Sirha Omnivore ouvre le bal pour ses 20 ans. Une édition qui bouillonne, tant par sa température que par ses sujets abordés. Un forum riche d’enseignements.
Être chef.fe, mener sa cuisine, la faire exister pour soi mais évidemment pour les autres. Comment se démarquer quand la concurrence en cuisine reste une composante décisive tant sur le succès que sur l’échec de l’entreprise. Oui, il faut être, mais il faut aussi paraître, aussi étrange soit-il. Il n’existe quasiment plus de cuisiniers qui fuient les réseaux sociaux, tous se doivent, d’une manière ou d’une autre, peindre sur la toile leurs inspirations, leur menu, faire montre de transparence, pour rassurer, donner envie, gagner leur croûte, ramener les gens à table comme on a pu le voir pendant la pandémie. Comment dissocier présence nécessaire et « hype » du moment, montrer et faire connaître… La journaliste et autrice Laurène Petit a arbitré cette conversation hautement actuelle entre différents acteurs du métier au Forum, coup d’envoi pour ce premier jour de festival.
Emincer sa présence digitale
Tout montrer, émietter, faire connaître ou rester secret, tels sont les enjeux des chef.fe.s aujourd’hui. Emietter sa présence et la rendre à la fois consistante. « Aujourdh’ui tout le monde veut être connu, mais connu pourquoi ? » souligne Emilie Fléchaire, fondatrice de l’Agence Neroli qui accompagne des chefs comme Mory Sacko dans leur communication, essentiellement médiatique. Pour Emilie, un terrain propice à la communication nécessite de savoir pourquoi on fait ce métier, dans quel sens, pourquoi. Le paraître est impossible. « Les chef.fe.s qui s’inscrivent dans une communication pérenne sont ceux qui ont quelque chose à transmettre ». Une ligne de conduite qui oriente également la communication qui ira avec, notamment pour éviter les polémiques, dont les médias sont aujourd’hui friands. Gianmarco Gorni, ex-candidat Top Chef mais surtout actif à Room Service et l’Agence La Relève prône un rapport plus naturel, voire spontané, à la communication en cuisine. Il avoue : « j’ai essayé d’être parfait, ça n’a pas marché, j’ai préféré mettre des conneries, c’est toujours plus drôle que lorsque c’est lisse ». Une communication qui se veut plus naturelle et qui n’empêchera pas forcément les gens de se faire une opinion par eux-mêmes. « Si on a même un article peu élogieux sur le restaurant, ils viendront quand même, ne serait-ce que pour vérifier ».

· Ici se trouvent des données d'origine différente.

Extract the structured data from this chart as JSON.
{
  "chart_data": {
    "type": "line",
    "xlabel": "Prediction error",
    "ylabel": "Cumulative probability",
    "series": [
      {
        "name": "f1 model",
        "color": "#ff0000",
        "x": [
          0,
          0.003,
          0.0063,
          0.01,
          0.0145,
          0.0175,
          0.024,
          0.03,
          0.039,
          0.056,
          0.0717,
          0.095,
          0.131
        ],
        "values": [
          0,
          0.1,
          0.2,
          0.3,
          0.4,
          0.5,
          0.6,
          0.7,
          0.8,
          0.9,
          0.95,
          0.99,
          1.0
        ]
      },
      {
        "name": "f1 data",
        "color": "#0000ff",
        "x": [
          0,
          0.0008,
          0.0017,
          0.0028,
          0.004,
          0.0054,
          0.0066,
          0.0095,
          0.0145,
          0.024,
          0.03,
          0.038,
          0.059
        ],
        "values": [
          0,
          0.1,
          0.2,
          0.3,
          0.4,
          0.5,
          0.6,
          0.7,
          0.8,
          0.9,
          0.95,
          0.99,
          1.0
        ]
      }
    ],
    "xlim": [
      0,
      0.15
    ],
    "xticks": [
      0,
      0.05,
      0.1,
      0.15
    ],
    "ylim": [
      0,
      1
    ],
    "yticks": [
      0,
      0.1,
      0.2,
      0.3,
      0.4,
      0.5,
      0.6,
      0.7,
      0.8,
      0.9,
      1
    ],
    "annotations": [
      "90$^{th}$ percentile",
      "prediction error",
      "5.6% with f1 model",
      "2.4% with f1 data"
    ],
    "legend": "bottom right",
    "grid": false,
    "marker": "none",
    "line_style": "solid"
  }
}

Ancrer et encrer sa vie de chef.fe dans le réel
« La vie d’un chef s’arrête très peu. C’est une vraie prise de tête, un vrai engagement de faire ce métier ». C’est par ces mots que Guillaume Sanchez a participé au débat « Sage comme une image » au Forum. Le chef de Neso ne se définit pas que chef, cuisinier, mais aussi auteur (déjà 3 ouvrages à son actif), directeur artistique… Des activités qui ne sont pas factices mais qui complètent réellement son travail de cuisinier, une manière d’ancrer dans le réel tout ce qui fait battre le pouls de sa créativité. Mais aussi par les mots, posés sur le papier. L’ouvrage de cuisinier, de chef.fe.s connaît un essor sans pareil depuis des années.
Exit l’Escoffier, la bible unique du chef, chaque cuisinier peut partager au travers du papier son parcours, ses recettes évidemment, mais sa vie privée, parfois, son sens de l’artisanat. « Le livre demeure un objet d’engagement culturel pour une génération ». Comme l’a souligné Alessandra Montagne, cheffe de Nosso au micro de Laurène Petit, le livre permet de dépasser la vie du cuisinier, sortir cette vie des quatre murs du restaurant, sans chercher pour autant à accroître une notoriété : « Je n’ai jamais cherché cette notoriété, quand j’avais ouvert mon restaurant, je n’avais même pas d’argent pour faire des cartes de visite ». Le livre, au-delà des réseaux sociaux, du site internet ou d’une armée de RP, permet de laisser cette archive du savoir-faire comme le souligne Camille Brachet, maîtresse de conférences en science de lʹinformation et de la communication. Pourquoi continuons-nous à nous passionner pour les chef.fe.s ? « Tout le monde mange, cela parle à tout le monde, c’est un enjeu de société qui est même politique ». Du beau manger à travers nos écrans au bon manger au cœur de l’assiette, les cuisiniers font partie de la société, ils continuent, plus que jamais, à consolider ces enjeux.